IMPACIÊNCIA - Devemos a Godard a liberdade que nem sonhávamos ter. Ele nos pegou meninos, desprevenidos, cheios de fumaças na cabeça e nos empurrou para o abismo. Enquanto caíamos, ele nos fez ver o longo travelling do engarrafamento brutal em Week-end, o louco explodindo-se em dinamite em Pierrot Le Fou, a graça de Jean Seberg vendendo jornal em Acossado, a estranha e bela e doce Ana Karina em inúmeros filmes, e a monumental Histórias do cinema que nenhum Scorcese, este metido inominável, jamais poderá almejar. O cinema já tinha alcançado o esplendor no começo do século 20 com Aurora, de Murnau, o mais impressionante filme mudo de todos os tempos, inacreditável que tenha sido feito quando aquela arte ainda estava engatinhando. Já tinha passado pelos expressionistas alemães, com Fritz Lang na frente, já tinha deslumbrado o mundo com Jonh Ford, quando Godard entrou em cena com seu olhar impiedoso. Estávamos sós em nossa pretensão anti-dialética quando Godard também nos ensinou a pensar, o que nenhum escritor jamais conseguiu fazer. Ele usou até o osso a capacidade dessa invenção audiovisual e nos marginalizou com sua extrema genialidade. Por isso Godard é um impaciente, porque foi longe demais para os seus contemporâneos. Vi o pobre do Michel Piccoli tentando replicar a carga de cavalaria verbal com que Godard o premiou em Histoires du cinema. Não havia trégua naquela luta. Godard exigia que Piccoli, que estava no topo das comemorações do centenário do cinema, assumisse a radicalidade que representa a sétima arte. Mas Piccoli é um ator limitado, apesar de eficiente e boa-praça, jamais será um criador como Godard.

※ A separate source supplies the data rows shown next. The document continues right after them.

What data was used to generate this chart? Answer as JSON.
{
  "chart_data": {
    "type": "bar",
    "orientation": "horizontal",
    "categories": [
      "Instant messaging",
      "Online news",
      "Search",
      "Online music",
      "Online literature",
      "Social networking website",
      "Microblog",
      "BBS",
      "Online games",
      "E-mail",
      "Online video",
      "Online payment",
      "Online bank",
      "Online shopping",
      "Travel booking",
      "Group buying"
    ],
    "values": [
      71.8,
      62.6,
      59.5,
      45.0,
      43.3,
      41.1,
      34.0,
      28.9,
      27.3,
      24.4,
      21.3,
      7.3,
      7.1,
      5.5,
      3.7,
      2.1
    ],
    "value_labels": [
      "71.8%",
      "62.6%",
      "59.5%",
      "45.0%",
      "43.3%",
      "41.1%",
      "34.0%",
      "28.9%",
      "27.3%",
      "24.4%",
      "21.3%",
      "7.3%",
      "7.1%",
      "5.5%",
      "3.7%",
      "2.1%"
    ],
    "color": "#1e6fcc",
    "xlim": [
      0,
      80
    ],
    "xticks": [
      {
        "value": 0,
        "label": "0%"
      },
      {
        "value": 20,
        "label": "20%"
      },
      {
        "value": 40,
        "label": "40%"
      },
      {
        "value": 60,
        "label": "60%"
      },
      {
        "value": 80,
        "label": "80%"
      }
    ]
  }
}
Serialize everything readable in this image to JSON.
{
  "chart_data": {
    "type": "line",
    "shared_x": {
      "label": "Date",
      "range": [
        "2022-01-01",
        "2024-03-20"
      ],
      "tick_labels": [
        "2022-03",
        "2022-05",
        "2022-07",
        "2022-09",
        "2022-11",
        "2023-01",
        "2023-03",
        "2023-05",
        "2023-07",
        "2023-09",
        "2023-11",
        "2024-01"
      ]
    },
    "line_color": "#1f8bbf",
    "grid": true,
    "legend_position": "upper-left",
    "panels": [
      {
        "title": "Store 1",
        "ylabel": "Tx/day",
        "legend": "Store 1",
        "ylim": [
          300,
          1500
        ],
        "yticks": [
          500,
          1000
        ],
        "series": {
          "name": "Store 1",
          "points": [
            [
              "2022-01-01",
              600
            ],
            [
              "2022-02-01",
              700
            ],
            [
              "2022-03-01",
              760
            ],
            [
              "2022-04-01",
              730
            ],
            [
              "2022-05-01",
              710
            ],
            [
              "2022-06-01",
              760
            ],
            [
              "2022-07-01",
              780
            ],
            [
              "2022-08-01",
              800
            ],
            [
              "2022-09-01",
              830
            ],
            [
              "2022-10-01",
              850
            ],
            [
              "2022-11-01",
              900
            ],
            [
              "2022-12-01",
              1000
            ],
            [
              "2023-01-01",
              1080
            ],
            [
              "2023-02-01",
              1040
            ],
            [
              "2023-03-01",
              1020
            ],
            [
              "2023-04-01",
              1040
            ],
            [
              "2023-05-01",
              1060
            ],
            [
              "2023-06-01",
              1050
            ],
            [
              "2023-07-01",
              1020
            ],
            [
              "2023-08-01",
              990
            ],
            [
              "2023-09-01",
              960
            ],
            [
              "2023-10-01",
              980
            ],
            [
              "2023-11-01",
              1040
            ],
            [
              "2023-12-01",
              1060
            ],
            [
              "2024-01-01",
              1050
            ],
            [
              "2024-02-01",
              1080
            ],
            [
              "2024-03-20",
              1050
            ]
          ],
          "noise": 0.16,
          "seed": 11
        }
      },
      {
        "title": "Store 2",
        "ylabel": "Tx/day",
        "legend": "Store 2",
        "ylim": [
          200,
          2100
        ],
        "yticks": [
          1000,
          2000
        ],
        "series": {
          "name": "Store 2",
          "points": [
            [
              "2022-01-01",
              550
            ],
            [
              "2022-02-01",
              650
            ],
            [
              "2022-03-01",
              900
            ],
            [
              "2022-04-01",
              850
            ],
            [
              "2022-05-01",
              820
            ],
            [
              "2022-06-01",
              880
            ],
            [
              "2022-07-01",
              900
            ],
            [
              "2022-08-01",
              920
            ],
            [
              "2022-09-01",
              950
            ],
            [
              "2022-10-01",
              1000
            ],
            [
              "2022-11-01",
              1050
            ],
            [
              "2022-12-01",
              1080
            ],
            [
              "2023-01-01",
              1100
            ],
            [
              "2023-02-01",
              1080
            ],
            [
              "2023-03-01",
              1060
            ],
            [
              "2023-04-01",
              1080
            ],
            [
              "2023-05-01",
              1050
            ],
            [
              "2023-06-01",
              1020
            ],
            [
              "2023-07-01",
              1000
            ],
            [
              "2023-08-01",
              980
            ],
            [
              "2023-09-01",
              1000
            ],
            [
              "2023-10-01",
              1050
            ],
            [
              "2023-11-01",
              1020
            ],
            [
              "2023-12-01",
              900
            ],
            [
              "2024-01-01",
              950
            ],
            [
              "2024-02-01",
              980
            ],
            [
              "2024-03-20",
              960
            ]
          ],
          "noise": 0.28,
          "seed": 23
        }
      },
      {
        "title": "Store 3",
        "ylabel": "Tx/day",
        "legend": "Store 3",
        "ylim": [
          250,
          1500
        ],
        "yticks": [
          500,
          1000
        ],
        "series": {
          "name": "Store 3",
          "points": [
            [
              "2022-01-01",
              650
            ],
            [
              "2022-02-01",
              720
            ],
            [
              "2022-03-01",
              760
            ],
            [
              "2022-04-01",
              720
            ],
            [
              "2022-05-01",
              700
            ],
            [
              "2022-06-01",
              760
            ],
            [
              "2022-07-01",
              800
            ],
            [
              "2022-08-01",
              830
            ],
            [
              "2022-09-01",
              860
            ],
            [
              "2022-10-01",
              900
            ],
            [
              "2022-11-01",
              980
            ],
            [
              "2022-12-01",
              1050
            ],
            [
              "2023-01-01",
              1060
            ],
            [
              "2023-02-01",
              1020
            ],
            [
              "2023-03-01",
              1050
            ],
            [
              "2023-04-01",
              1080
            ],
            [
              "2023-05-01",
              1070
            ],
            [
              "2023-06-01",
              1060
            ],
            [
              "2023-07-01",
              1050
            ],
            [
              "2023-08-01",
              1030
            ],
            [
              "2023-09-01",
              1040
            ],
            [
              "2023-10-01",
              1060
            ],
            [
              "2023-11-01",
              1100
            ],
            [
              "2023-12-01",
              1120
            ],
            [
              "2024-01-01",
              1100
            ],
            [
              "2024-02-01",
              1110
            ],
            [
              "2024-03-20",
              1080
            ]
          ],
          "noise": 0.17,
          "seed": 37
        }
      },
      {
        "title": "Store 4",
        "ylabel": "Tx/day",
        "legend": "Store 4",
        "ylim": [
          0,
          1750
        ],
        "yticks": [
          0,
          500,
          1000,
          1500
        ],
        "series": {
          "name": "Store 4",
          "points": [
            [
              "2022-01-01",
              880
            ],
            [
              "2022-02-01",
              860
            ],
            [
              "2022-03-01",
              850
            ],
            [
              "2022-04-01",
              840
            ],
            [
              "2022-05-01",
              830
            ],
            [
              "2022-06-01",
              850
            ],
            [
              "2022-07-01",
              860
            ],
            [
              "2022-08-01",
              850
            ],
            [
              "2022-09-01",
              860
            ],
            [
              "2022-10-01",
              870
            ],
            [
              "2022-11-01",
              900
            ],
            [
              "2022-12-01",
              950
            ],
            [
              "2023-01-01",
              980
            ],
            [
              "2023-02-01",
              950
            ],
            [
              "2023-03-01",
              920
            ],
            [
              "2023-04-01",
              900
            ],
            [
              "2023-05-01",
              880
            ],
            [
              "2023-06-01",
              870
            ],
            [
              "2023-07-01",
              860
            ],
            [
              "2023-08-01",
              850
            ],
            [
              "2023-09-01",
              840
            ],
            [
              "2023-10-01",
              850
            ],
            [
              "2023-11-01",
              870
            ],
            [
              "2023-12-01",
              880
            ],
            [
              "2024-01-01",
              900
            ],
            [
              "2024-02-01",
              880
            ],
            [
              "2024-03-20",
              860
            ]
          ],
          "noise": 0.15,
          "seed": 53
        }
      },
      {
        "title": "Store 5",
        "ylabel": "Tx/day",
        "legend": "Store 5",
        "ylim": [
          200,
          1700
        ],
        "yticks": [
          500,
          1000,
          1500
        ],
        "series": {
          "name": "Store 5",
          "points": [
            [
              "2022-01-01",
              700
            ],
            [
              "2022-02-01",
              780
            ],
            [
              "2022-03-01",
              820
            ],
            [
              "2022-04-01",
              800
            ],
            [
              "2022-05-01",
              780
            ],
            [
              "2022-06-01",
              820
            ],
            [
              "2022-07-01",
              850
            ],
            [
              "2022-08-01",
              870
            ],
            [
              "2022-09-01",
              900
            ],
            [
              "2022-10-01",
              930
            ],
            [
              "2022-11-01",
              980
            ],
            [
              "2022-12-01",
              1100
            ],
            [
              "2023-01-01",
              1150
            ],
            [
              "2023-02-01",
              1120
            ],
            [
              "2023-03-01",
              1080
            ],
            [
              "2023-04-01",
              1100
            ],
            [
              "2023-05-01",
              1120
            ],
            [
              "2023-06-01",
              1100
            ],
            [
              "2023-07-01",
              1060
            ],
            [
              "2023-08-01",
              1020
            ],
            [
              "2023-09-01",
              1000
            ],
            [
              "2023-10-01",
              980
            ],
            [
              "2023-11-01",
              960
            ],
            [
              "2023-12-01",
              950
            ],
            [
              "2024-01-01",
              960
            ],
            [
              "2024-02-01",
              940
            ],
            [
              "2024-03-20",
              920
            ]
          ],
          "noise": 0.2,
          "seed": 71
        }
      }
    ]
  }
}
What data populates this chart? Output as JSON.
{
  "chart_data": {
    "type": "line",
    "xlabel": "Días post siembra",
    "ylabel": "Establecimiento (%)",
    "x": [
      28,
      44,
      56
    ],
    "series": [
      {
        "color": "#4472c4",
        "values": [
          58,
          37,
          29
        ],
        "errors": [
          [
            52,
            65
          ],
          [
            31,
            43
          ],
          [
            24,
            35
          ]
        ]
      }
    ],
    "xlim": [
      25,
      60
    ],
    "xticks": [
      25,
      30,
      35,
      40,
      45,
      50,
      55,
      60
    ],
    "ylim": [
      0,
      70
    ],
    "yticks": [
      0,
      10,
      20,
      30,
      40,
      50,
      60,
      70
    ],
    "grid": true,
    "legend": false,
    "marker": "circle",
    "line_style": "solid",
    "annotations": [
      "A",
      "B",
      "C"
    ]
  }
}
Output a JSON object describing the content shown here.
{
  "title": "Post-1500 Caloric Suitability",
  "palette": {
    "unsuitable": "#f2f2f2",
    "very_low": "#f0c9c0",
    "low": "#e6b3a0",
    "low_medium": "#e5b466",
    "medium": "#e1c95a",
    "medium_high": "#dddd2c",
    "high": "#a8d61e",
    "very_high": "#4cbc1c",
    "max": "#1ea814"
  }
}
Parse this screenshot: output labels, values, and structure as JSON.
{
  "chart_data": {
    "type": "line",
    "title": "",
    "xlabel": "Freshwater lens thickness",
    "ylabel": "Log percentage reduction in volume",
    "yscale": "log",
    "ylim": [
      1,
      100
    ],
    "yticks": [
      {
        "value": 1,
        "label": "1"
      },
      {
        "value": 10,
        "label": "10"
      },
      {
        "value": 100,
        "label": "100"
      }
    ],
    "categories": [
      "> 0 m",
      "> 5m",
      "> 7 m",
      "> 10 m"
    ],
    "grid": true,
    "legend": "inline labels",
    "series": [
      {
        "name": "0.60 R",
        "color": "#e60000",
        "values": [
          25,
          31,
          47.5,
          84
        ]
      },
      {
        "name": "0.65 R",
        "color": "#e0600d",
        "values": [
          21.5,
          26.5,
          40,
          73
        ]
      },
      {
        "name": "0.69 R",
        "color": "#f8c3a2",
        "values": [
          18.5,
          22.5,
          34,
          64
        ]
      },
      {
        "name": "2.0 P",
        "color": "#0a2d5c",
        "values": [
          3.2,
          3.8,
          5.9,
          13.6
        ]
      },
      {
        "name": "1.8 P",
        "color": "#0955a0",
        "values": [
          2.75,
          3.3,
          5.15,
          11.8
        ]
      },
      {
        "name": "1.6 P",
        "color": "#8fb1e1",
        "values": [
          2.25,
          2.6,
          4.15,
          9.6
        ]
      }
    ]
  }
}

LUZES - Ninguém pode com Godard, o monstro que nos tirou da sessão das quatro, que inundou a sessão das oito, que destruiu todas as sessões e tirou o enquadramento do lugar, desligou as luzes que se apagavam vagarosamente para criar um ambiente de ilusões. Jamais o perdoaremos por termos perdido com ele a inocência. Tornamo-nos adultos, para desgraça dos nossos corações despedaçados. Mas era a única forma de encararmos o Tempo. Por isso temos em Godard nosso Mestre, aquele que maltrata os admiradores, aquele que acende a luz e diz: você navega num espaço desconhecido, acorde. Venha ver o universo pegando fogo. Saiba qual a chama em que te transformaste, sucumba à palavra que te espera com garras afiadas, como um tigre aparentemente manso, mas que no fundo é uma pantera encarnada no terror de estarmos presentes nesta época de ruínas, neste vendaval de sobras, neste clarão de poesia bandida, neste rasgo fundo de um vulcão que está chegando para nos desafiar. Godard, Godard, o que fizeste com as pessoas que estavam acomodadas naquele cinema? Salvaste a todos nós, Godard. Você nos salvou enquanto esperávamos o inevitável Apocalipse. Se ainda estamos vivos, é porque você permitiu.